Opportunities on the Southern Flank

Hopefully Russian vulnerabilities in the southwest will deter Russian aggression in the northwest.

NATO, Sweden, and Ukraine will participate in military exercises in the Black Sea region:

Sea Breeze 2019, which has been held annually since 1997, is a multinational maritime exercise with land, sea and air components. Its intent is to "build combined capability and capacity to ensure maritime regional security and foster stronger friendships among partnering nations," the Navy said in a statement this week.

Ukraine and the United States will host the 12-day event, meant to enhance interoperability and capabilities among participating forces. Field training exercises, with a focus on protecting critical infrastructure, force protection, and maritime security operations, will be performed.

Sea Breeze 2019 serves to distract Russia from the main NATO front of the Baltic Sea, in my opinion. And it serves to threaten Russian forces in the Mediterranean Sea by posing a threat to Russian control of the Black Sea and use of Russian-occupied Crimea, which is the starting point of sustaining Russian forces based in Syria.

And if Russia goes to war with NATO over the Baltic states (Estonia, Latvia, and Lithuania), Russia's ground forces will be stressed to cope with that level of a war.

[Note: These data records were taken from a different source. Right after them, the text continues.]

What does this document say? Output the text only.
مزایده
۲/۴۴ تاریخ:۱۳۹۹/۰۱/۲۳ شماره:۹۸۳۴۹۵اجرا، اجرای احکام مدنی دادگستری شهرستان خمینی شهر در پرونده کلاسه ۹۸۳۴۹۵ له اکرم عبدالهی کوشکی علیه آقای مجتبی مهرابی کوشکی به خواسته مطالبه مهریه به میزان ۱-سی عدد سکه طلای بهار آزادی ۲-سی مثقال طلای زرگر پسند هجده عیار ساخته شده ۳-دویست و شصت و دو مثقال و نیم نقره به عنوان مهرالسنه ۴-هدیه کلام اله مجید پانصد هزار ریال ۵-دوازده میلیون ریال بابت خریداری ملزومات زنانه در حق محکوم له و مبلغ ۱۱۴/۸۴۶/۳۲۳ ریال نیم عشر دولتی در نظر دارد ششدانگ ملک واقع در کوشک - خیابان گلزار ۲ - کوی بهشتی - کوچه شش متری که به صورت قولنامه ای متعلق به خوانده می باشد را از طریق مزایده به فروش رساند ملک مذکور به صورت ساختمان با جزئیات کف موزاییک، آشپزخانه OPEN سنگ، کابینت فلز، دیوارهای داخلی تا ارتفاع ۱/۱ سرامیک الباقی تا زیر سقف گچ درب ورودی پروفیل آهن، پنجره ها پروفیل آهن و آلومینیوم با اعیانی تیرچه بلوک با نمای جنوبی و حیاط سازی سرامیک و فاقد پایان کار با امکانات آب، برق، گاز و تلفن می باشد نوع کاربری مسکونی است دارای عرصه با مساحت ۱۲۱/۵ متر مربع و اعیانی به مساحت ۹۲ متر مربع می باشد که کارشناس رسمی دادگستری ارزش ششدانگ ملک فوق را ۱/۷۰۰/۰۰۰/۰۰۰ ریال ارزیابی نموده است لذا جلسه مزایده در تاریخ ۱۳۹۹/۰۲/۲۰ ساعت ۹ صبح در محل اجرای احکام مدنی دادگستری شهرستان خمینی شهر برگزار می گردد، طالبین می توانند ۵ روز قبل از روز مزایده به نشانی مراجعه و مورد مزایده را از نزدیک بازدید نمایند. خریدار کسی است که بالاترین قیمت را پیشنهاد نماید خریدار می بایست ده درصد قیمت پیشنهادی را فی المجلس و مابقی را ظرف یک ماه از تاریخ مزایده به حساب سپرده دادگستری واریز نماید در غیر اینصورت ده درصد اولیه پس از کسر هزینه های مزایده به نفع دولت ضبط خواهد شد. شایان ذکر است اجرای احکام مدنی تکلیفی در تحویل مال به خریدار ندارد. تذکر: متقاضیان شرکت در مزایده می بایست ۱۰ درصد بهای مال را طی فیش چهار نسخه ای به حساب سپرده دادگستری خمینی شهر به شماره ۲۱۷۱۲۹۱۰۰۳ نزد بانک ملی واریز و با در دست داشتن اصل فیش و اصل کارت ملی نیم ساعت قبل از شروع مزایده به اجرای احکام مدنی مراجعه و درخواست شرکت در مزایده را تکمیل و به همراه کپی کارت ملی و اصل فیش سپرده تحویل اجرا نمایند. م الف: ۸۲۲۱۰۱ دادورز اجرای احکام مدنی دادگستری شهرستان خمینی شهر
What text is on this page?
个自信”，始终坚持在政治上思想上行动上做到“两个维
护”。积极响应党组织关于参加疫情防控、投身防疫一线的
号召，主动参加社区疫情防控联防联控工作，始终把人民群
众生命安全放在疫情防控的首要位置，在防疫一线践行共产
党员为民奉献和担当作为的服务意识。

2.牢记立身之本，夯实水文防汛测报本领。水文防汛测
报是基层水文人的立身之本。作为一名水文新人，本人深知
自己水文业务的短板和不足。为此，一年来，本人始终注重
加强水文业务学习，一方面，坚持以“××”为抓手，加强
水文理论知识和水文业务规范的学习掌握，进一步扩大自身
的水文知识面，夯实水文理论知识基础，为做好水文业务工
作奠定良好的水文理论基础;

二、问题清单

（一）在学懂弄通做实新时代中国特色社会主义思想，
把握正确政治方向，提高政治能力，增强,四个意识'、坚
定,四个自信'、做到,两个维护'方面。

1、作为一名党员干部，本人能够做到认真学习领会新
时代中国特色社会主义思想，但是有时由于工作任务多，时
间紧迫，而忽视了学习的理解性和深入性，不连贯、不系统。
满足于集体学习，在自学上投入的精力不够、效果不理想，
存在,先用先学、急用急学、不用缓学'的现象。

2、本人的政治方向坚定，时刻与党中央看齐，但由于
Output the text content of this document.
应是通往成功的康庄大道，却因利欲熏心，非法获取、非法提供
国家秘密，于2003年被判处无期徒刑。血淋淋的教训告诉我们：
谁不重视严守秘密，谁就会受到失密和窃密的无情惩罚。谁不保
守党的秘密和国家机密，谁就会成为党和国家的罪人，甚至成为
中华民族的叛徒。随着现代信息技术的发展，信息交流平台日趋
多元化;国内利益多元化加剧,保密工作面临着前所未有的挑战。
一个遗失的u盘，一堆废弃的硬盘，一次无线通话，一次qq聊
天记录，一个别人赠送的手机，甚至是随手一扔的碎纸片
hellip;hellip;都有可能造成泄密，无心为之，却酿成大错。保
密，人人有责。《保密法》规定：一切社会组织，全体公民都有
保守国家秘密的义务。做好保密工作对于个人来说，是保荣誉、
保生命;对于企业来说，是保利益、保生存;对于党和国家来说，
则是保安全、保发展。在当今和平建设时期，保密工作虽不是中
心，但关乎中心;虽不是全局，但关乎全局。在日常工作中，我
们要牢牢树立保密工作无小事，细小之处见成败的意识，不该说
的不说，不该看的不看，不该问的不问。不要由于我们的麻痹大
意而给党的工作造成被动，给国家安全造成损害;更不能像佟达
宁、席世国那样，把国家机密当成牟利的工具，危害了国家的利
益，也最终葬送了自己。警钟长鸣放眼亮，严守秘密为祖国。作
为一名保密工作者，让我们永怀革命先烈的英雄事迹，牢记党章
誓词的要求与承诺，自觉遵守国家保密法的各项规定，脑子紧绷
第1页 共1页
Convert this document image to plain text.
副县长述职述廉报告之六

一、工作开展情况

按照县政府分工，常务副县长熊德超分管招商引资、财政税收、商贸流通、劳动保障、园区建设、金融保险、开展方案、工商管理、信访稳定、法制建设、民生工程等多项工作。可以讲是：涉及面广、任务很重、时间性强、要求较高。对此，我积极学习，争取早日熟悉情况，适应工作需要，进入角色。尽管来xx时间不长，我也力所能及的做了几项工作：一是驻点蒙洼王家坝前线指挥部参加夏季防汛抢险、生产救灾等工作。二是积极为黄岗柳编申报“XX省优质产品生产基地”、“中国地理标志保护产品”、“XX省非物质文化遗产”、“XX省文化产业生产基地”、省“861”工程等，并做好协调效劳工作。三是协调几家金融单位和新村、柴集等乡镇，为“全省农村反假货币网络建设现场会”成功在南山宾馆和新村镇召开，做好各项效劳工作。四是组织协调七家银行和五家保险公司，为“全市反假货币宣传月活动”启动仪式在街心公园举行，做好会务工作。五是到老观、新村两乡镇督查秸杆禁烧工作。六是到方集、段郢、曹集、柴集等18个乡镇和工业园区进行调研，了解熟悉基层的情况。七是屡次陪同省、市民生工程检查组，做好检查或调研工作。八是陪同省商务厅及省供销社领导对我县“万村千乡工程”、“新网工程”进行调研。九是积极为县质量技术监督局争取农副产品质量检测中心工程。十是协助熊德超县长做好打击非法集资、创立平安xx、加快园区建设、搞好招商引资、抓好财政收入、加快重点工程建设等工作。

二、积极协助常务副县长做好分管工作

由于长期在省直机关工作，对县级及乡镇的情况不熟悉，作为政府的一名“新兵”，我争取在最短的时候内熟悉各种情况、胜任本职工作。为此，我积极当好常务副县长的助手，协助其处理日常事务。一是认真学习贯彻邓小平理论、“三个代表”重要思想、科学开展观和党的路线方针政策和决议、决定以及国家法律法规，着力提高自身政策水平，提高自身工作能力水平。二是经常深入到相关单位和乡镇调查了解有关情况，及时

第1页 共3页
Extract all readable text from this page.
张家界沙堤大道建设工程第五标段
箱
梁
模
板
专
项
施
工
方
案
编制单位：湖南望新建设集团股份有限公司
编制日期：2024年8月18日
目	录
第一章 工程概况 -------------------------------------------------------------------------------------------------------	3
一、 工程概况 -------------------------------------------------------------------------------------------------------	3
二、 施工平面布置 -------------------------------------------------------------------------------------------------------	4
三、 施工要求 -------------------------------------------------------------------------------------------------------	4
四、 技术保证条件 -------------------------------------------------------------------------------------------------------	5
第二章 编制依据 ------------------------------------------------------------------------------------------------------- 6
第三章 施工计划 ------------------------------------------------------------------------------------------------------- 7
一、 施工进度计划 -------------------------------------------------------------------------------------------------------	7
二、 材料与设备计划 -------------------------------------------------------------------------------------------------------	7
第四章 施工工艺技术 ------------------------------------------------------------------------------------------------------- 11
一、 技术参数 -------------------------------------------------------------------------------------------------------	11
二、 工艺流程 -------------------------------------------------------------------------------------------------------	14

Which would give Ukraine a potential opportunity to regain territory in the Donbas and Crimea that Russia captured in 2014.

As long as Ukraine stands independent, short of nukes Russia poses no real military threat to southeastern NATO. So NATO assets in the area that wouldn't be sent north to the Baltic front can serve to pin Russian assets in place to defend Crimea and the Black Sea approaches to Russian territory in the eastern part of the sea.